Note-taking service Evernote has become the latest online vendor to offer users two-factor security authentication features.
The company said that its service, which
allows users to store notes, reminders and other important pieces of
data, would be rolling out the feature as part of a larger security
update which will also include the ability access user history and
authorise outside applications.
Under the new system, customers will be
able to link their accounts with a mobile device or number. When the
user accesses a service which requires an account name and password, a
third dialogue will also require the input of a numerical code sent to
the device via SMS.
“This will usually only happen when you log into Evernote Web or install it on a new device,” the company explained.
“This combination of something you know
(your password) and something you have (your phone) makes two-step
verification a significant security improvement over passwords alone.”

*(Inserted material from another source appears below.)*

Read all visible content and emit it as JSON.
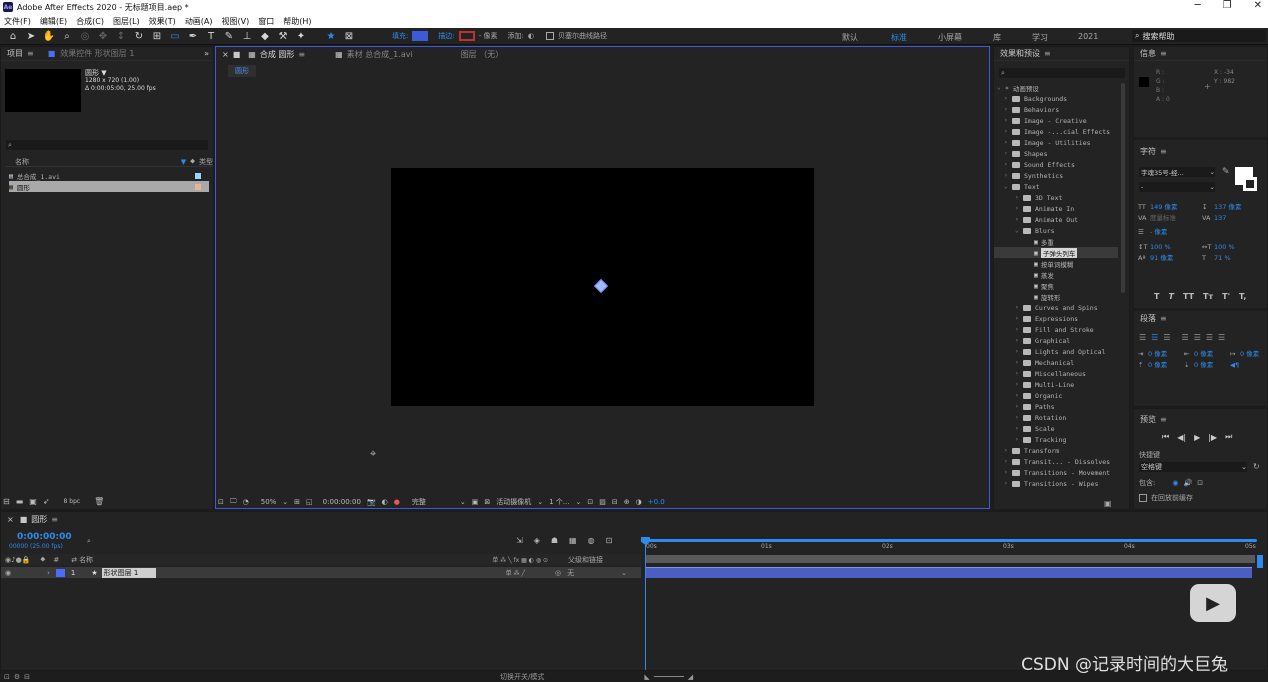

Evernote has been under pressure
to beef up its security protections since early May, when a breach
allowed attackers to lift user credentials and forced the company to
require users to reset their account information.
The use of two-factor authentication has
long been advocated by security experts who view the method as a means
for thwarting social engineering attacks such as phishing operations
which can easily gather usernames and passwords.
While it has been shown theoretically
possible to intercept the SMS transmissions via malware-born 'man in the
middle' attacks, such operations have been shown to be complex and
extremely difficult to carry out on a large scale.